The series Autonomies (2018), created by Yonatan Indursky and Ori Elon of Shtisel fame, was televised in Israel this past year. Autonomies depicts an alternate reality in which, following a bloody civil war, Jerusalem is separated from the rest of Israel as an autonomous Haredi entity. The series opens with a shocking discovery: the granddaughter of Jerusalem’s rabbi and leader was switched at birth with an infant born to secular parents who has grown up non-religious in Tel Aviv. The discovery leads to the girl’s abduction and to outbreaks of violence between the two Jewish national entities.

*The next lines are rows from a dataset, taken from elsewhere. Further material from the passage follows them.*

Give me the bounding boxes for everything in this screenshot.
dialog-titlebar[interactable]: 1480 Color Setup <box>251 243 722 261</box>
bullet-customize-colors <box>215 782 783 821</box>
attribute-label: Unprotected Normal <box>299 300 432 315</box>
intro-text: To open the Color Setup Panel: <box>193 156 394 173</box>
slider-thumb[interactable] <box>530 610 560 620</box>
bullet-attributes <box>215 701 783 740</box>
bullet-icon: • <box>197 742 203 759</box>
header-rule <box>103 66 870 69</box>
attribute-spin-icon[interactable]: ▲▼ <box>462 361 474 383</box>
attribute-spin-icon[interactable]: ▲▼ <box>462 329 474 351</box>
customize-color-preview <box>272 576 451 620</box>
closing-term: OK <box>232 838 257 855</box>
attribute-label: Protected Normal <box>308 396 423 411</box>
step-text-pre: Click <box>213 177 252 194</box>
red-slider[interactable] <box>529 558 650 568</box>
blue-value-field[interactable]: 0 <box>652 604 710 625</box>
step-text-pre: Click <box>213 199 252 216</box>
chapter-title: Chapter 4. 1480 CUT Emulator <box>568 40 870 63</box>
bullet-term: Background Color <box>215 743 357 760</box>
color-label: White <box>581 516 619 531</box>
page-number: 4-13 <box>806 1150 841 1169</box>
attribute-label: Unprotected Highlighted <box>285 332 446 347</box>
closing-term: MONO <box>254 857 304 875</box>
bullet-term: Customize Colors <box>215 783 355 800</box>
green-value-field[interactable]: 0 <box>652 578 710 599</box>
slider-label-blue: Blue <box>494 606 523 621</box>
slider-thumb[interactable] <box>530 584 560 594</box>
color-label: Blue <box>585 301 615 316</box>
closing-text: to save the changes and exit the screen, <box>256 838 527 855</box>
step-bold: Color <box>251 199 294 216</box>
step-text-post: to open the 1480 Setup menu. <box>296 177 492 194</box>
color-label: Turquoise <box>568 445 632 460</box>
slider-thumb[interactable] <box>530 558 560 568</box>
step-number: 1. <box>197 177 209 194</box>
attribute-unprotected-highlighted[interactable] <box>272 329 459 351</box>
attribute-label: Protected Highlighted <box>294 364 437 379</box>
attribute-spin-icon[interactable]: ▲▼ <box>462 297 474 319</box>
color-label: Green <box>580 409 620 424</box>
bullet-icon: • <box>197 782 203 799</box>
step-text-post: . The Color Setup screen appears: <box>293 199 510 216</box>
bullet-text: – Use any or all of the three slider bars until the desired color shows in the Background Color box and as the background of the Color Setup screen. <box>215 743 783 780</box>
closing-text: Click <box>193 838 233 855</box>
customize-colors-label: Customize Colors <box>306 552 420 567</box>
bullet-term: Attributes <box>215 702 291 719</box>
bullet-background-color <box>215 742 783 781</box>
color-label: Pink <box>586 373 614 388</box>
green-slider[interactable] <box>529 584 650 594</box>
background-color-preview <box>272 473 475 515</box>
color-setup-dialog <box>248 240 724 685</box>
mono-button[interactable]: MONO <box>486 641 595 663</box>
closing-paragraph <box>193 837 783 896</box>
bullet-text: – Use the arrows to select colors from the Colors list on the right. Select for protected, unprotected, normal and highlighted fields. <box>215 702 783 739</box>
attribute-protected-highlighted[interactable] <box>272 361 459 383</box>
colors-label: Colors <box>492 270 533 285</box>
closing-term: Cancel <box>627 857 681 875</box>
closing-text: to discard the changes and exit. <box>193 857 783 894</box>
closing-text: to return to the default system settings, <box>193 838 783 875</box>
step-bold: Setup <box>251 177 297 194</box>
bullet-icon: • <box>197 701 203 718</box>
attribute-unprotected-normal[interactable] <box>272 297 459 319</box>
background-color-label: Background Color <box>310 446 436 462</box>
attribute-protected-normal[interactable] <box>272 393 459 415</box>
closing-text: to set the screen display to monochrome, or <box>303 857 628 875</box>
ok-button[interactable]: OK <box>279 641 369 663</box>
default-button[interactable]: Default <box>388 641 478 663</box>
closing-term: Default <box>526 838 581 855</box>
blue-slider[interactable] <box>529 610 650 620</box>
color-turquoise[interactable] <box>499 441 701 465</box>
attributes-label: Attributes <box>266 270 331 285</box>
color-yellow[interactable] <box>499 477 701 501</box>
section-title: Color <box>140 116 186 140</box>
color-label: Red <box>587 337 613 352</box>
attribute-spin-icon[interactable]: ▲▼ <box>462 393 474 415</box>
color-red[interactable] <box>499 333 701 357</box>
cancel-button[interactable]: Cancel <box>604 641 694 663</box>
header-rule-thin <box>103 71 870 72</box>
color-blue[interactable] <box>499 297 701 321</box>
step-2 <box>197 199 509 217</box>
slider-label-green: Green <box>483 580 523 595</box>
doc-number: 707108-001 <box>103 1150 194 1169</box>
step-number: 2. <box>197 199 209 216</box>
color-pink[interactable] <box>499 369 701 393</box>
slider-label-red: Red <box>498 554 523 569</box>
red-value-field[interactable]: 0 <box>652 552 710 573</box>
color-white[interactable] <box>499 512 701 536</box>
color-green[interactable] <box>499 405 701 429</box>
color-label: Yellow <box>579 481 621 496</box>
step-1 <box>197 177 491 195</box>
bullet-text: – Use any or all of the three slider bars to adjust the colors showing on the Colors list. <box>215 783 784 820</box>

It is easy to draw parallels between Autonomies and The Yiddish Policemen’s Union, a 2007 novel by American-Jewish author Michael Chabon. Although Autonomies does not take place on American soil, the similarities are notable and engender a cross-continental Jewish cultural dialogue. In many respects The Yiddish Policemen’s Union and Autonomies are complementary works. They both engage with burning Jewish issues such as the nature of Jewish nationalism, and Jewish religious extremism, in Israel and outside it.

As noted, in an earlier article5 JPPI looked at American-Jewish writing about Israel and Israel’s positioning as a central geographic space in novels by American-Jewish authors, such as Nicole Krauss, Nathan Englander, Jonathan Safran-Foer, and others. There is a flip side to the coin: Israeli writing about the United States. Several Israeli novels with an American focus (set primarily in New York) have been published in recent years. These include: Isra Isle (Isralsland) (2005) by Nava Semel; Matan Hermoni’s Hebrew Publishing Company (2011); At a Distance (2018) by Vered Kellner; The Ruined House (2013) by Ruby Namdar; and All the Rivers (2014) by Dorit Rabinyan.

All the Rivers depicts an impossible love affair between Liat, an Israeli Jew, and Hilmi, a Palestinian Arab. Love blossoms and flourishes in New York City, and only there can the Israeli protagonist maintain her Jewish and Israeli identity while also accommodating a love that would be inconceivable in Israel. A different kind of tension characterizes The Ruined House 6: a tension between American-Jewish New York and Israel – both today’s Israel and the ancient kingdom. Despite the differing plot lines, both novels treat New York as a space that is both Jewish and an alternative to Israel. Within this alternative Jewish space, Jewishness and Israeliness are re-examined.

A different perspective on the American-Jewish and Israeli relationship is offered by the series A Very Important Man (Shirly Moshaioff, 2018). This Israeli drama is based on the life of Yehuda Levi as a young and very successful Israeli actor. During the second season of the series, Levi leaves Israel to try his luck in Hollywood and seek international stardom. A Very Important Man looks at the cultural differences between the two societies – Israeli improvisation versus American rigidity. When Levi encounters Elli, an Israeli expat who has become more American than the Americans, the cultural differences are transposed onto their relationship. Thus, the series also touches on a major issue in the relationship between American Jews and Israel. The encounter between individuals and communities from both sides of the Atlantic is also an encounter between two exceedingly different cultural worlds, which cannot always be effectively bridged by Jewish identity.